10-Minute Valentine's Mousse | The Geneva Convention: 10-Minute Valentine's Mousse

Thursday, February 13, 2014

10-Minute Valentine's Mousse

I can't take much, if any credit for this recipe. It all goes to James's parents, who made it for us when I visited them last month. James and I had made the night's dinner, but neglected to make a dessert. Fortunately, as its name suggests, this mousse came to the rescue without much longer than the normal pause between two courses.

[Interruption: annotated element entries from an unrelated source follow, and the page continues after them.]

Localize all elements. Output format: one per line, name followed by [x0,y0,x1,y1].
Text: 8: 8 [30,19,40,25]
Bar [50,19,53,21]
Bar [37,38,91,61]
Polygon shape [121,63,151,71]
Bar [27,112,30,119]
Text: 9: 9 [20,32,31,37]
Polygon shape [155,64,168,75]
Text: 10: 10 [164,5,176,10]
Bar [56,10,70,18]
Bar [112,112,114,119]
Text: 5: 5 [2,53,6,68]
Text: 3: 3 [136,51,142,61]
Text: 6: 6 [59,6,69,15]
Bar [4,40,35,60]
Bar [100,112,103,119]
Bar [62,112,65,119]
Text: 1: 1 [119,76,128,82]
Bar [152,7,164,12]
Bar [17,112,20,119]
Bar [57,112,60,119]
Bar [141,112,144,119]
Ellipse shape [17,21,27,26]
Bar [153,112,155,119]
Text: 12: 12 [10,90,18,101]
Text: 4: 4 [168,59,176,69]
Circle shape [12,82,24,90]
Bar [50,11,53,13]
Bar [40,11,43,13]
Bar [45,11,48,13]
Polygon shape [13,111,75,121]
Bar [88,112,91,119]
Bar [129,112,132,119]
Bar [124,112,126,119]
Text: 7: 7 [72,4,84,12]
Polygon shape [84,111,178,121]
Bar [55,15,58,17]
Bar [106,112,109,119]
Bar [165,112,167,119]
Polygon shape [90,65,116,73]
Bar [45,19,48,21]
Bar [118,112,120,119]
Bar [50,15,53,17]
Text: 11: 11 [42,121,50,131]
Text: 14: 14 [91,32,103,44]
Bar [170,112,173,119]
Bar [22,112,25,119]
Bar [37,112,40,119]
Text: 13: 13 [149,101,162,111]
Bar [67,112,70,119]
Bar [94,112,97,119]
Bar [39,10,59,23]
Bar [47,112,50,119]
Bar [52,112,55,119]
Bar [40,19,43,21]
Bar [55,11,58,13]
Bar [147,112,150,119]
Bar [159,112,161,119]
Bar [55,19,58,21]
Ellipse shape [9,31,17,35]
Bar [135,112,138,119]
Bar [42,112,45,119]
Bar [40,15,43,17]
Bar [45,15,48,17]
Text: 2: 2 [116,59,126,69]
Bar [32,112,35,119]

This is the easiest dessert recipe I have ever encountered, unless you see filling a bowl with Lindt truffles as a dessert recipe (which I will admit to having done before). Like Lindt truffles, it produces a deliciously creamy, chocolatey treat. Unlike Lindt truffles, it is tangy, relatively inexpensive to whip up, and perfect for Valentine's Day because it requires two people to do it right.*


I know some people who hate to let anyone else into the kitchen with them, but personally I enjoy cook with my loved ones. And this is a good recipe to start with because it's so easy -- in its simplest incarnation, it requires only three ingredients.

Ingredients:
Heaping 1/2 cup chocolate chips (I use Ghirardelli 60% Cacao)
1/2 cup heavy whipping cream
1/2 cup plain, non-fat yogurt
Optional:
Splash of coffee and vanilla, or any fruit-flavored liqueur

Hardware:
Instrument of choice for whipping cream
A candy thermometer

Notes:
1. Melt the chocolate to 130 degrees Fahrenheit in a microwave or double boiler. This will take several minutes.** (I have found that this recipe will work well between 120 and 140, but 130 is the sweet spot. See the ** below.)
2. While one chef is melting the chocolate, the other should whip the cream. (We typically use a bullet blender.)
3. Combine the whipped cream with the yogurt, and any optional flavorings.
4. When the chocolate is heated to the proper temperature, slowly drizzle it into the yogurt and cream mixture while the other person holds the bowl and whisks furiously until the mousse is smooth and uniform. A hand mixer is also acceptable here.
5. If you used a handmixer for step 4, your mousse will probably be the right consistency right off the bat. If you used a whisk, you might want to let it chill for a couple minutes in the fridge in order to get it to a mousse-ier consistency.


Enjoy!


*Theoretically you could make this recipe alone, but I never have. It would require some creativity, I think.
** The more methodical of the two chefs is usually best suited to the job of melting the chocolate. I say this because James is far better at it than I am -- it never ends up at quite the right temperature when I do it!